Worry over refugee crisis can pave way for common migration policy: EU
- European Commissioner Margaritis Schinas said that after the takeover of Afghanistan by Taliban, Europe is in a “major crisis” and that he wanted to “avoid a reflex” that takes the continent back to 2015 when there was a massive refugee influx in the region following the 2015 Syrian war.
Ever since the evacuation of Afghan citizens commenced after the country fell into the hands of the Taliban, the question of the influx of these refugees and their resettlement have been part of many discourses. Now, European Commissioner Margaritis Schinas has said the situation in Afghanistan and the events associated with it could pave the way for the formation of a common migration policy.
Speaking to an Austrian daily Wiener Zeitung, Schinas said, “It is true that we are now in a major crisis, but the European Union (EU) did not cause the situation, yet we are once again called upon to be part of a solution.”
He further said that he wanted to “avoid a reflex” that takes Europe back to the crisis year 2015 “before it is even clear how the situation will develop.”
Following the re-emergence of Taliban, several thousands of Afghans have been flown out of their homeland either to neighbouring Asian countries or to the US and Europe. The UN’s refugee agency (UNHCR) has said that up to 500,000 Afghans could escape by the year-end. Meanwhile, many countries, including Russia, Austria and Greece, among others, have directly or indirectly, dismissed the idea of welcoming Afghan migrants, even as Europe is still recovering from the enormous refugee influx after the 2015 Syrian war.

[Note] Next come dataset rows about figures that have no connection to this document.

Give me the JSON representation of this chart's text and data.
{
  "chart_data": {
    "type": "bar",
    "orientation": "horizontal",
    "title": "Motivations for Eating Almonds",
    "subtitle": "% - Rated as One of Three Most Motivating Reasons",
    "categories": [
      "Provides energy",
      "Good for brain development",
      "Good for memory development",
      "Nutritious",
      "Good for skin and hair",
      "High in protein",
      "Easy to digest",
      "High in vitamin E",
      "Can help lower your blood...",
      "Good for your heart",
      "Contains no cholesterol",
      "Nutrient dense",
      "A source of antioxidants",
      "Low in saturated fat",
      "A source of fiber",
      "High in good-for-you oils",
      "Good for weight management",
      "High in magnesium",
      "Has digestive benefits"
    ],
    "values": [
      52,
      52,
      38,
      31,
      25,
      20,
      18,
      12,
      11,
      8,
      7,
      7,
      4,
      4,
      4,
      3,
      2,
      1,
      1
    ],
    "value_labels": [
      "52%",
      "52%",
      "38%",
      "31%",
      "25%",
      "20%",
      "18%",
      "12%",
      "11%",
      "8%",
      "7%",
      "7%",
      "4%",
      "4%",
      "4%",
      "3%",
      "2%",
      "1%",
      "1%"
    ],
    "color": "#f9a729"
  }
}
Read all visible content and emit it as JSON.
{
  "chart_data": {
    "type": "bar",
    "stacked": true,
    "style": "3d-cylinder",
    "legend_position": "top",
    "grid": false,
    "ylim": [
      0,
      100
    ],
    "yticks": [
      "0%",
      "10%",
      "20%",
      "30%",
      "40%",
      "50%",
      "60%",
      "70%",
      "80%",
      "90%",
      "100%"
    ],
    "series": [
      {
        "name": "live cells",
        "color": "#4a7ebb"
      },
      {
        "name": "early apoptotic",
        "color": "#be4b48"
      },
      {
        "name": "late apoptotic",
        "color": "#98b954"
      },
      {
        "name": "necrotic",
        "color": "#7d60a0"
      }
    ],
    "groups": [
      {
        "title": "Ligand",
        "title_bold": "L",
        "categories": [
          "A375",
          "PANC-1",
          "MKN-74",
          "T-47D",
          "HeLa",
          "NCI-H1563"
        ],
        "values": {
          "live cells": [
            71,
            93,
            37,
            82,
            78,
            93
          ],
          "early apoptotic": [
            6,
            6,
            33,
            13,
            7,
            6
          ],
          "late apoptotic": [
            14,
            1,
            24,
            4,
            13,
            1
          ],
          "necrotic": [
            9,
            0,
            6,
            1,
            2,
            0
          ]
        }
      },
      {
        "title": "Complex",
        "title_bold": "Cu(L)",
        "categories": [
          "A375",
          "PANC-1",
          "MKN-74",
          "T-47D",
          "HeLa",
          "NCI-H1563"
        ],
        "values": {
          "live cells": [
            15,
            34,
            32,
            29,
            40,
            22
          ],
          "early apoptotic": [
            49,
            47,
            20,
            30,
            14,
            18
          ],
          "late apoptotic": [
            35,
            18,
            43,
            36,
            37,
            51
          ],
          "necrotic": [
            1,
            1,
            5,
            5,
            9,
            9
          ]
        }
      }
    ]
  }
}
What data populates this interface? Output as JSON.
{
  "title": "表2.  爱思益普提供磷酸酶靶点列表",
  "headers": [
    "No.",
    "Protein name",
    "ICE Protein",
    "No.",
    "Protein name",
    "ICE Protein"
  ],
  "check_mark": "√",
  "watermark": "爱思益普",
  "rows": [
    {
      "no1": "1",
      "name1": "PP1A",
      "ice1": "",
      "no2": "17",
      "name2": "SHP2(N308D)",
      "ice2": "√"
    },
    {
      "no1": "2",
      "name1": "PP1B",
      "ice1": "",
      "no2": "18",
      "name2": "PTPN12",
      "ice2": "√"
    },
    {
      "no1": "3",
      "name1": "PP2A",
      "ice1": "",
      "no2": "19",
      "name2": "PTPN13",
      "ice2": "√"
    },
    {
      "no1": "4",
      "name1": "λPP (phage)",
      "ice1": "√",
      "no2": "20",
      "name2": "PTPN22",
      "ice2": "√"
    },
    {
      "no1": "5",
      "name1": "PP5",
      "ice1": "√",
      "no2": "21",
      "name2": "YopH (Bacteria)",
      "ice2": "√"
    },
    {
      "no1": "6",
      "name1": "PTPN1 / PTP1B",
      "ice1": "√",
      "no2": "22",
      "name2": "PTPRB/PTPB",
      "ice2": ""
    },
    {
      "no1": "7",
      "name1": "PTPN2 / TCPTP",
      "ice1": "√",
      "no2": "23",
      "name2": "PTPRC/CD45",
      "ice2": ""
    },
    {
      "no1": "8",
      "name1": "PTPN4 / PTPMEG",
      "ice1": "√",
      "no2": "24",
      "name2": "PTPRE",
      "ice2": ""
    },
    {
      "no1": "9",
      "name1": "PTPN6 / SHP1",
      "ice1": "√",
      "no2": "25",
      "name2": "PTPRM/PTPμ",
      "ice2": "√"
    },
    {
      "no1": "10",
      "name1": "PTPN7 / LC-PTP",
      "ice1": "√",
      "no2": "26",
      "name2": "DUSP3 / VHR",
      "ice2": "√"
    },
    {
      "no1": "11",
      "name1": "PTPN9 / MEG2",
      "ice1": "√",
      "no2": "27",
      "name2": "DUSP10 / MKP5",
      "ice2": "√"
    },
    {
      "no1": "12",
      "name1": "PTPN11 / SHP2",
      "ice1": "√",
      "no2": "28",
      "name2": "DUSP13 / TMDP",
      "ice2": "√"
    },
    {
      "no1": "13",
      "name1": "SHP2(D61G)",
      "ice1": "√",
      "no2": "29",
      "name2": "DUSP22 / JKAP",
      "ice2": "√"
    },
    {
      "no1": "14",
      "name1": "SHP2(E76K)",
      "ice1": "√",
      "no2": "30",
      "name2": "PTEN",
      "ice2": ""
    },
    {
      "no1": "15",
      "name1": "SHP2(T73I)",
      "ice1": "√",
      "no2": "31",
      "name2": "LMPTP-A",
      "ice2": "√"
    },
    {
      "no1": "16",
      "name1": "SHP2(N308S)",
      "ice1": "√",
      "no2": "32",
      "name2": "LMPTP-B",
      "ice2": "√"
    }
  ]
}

Austria’s Chancellor Sebastian Kurz reiterated his decision to not take migrants, saying that a potential Afghan wave in Europe must not take place. This comes after his stand against welcoming Afghans because the European nation has taken in a “disproportionately high” number since 2015, when one million people entered Europe from Asia, Africa and the Middle East.
In the interview, Schinas said that the EU was better prepared this time, with stronger external border protection and financial resources to help Afghanistan’s neighbours, while the EU states’ policies were “increasingly converging.”

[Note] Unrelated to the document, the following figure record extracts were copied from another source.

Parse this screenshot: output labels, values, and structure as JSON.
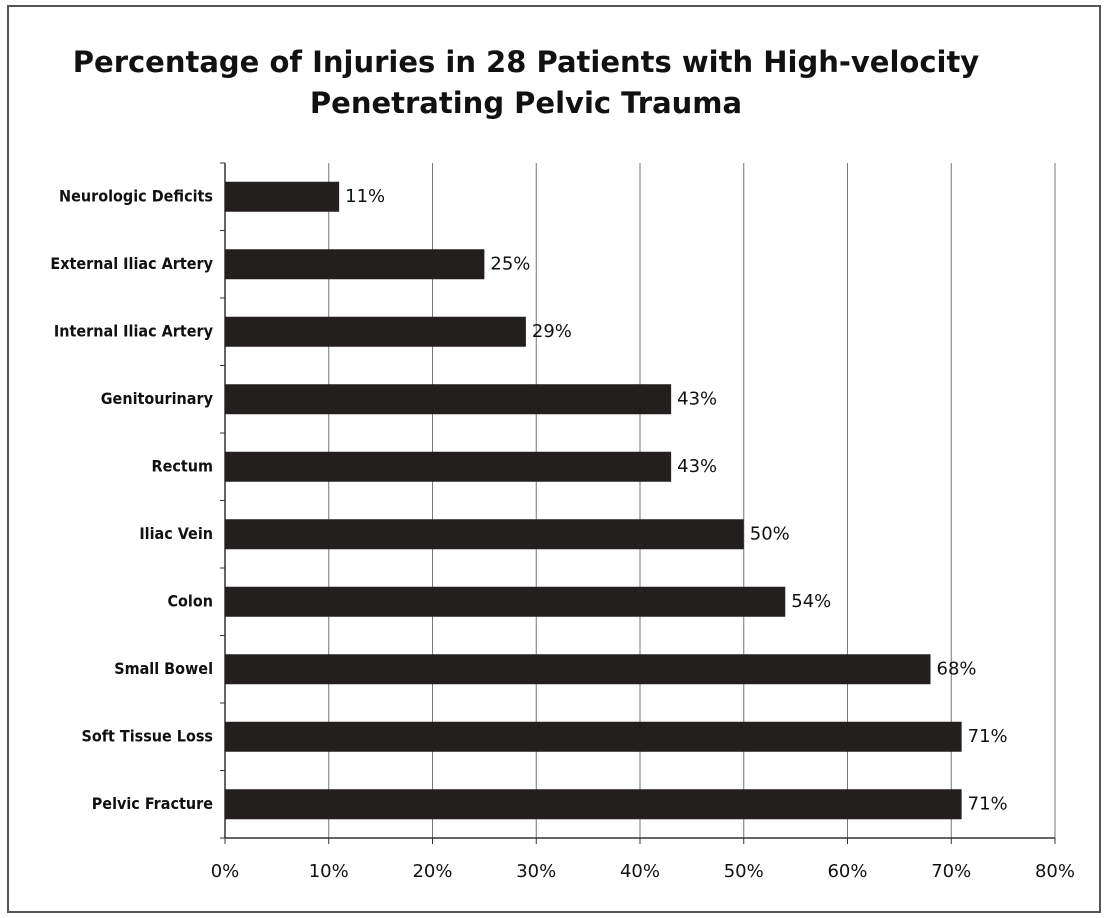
{
  "chart_data": {
    "type": "barh",
    "title": [
      "Percentage of Injuries in 28 Patients with High-velocity",
      "Penetrating Pelvic Trauma"
    ],
    "categories": [
      "Neurologic Deficits",
      "External Iliac Artery",
      "Internal Iliac Artery",
      "Genitourinary",
      "Rectum",
      "Iliac Vein",
      "Colon",
      "Small Bowel",
      "Soft Tissue Loss",
      "Pelvic Fracture"
    ],
    "values": [
      11,
      25,
      29,
      43,
      43,
      50,
      54,
      68,
      71,
      71
    ],
    "value_labels": [
      "11%",
      "25%",
      "29%",
      "43%",
      "43%",
      "50%",
      "54%",
      "68%",
      "71%",
      "71%"
    ],
    "color": "#231f1e",
    "xlim": [
      0,
      80
    ],
    "xticks": [
      {
        "value": 0,
        "label": "0%"
      },
      {
        "value": 10,
        "label": "10%"
      },
      {
        "value": 20,
        "label": "20%"
      },
      {
        "value": 30,
        "label": "30%"
      },
      {
        "value": 40,
        "label": "40%"
      },
      {
        "value": 50,
        "label": "50%"
      },
      {
        "value": 60,
        "label": "60%"
      },
      {
        "value": 70,
        "label": "70%"
      },
      {
        "value": 80,
        "label": "80%"
      }
    ],
    "grid": true
  }
}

“Therefore, I see now as the moment to agree on a common European migration and asylum policy, as we proposed in the EU Commission in September,” he told Zeitung, according to Reuters.
The European Commissioner further said that migration has long foiled the unity among the 27 members of the EU, with strong resistance to a deal among the “populists on the right and left fringes.” However, he added that he did see a window for a solution after the French presidential polls in May 2022 – by when Germany would also have a new ruling dispensation.

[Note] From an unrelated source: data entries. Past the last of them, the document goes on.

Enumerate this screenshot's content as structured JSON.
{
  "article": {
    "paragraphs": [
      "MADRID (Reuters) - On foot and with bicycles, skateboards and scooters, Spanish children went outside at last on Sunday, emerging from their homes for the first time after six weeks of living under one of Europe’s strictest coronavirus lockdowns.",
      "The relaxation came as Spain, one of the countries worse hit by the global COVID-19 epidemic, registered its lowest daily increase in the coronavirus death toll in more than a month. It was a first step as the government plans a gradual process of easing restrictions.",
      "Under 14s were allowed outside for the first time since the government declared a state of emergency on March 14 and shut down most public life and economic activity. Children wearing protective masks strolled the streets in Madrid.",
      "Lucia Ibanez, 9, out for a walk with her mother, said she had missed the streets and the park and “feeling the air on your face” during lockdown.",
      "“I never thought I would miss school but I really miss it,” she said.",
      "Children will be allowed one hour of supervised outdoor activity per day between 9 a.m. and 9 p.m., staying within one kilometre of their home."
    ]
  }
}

The EU, on the other hand, has floated a plan to spend 300 million euros ($355 million) to resettle nearly 30,000 Afghans refugees inside the bloc in an attempt to avoid a migration crisis. According to a diplomatic note – seen by Bloomberg, the European Commission made the proposal to EU ambassadors at an August 26 meeting. Additional funds for the resettling purpose can also be made available, the Commission added according to Bloomberg.
The EU had another meeting on August 31 – regarding the resettlement of Afghans and the situation in Afghanistan. Following the meeting, EU commissioner for home affairs, Ylva Johansson, informed on Twitter that she will “convene a high-level Resettlement Forum” in September to “discuss concrete priorities with member states and provide sustainable solutions” to those Afghans who are most vulnerable, such as women and children.”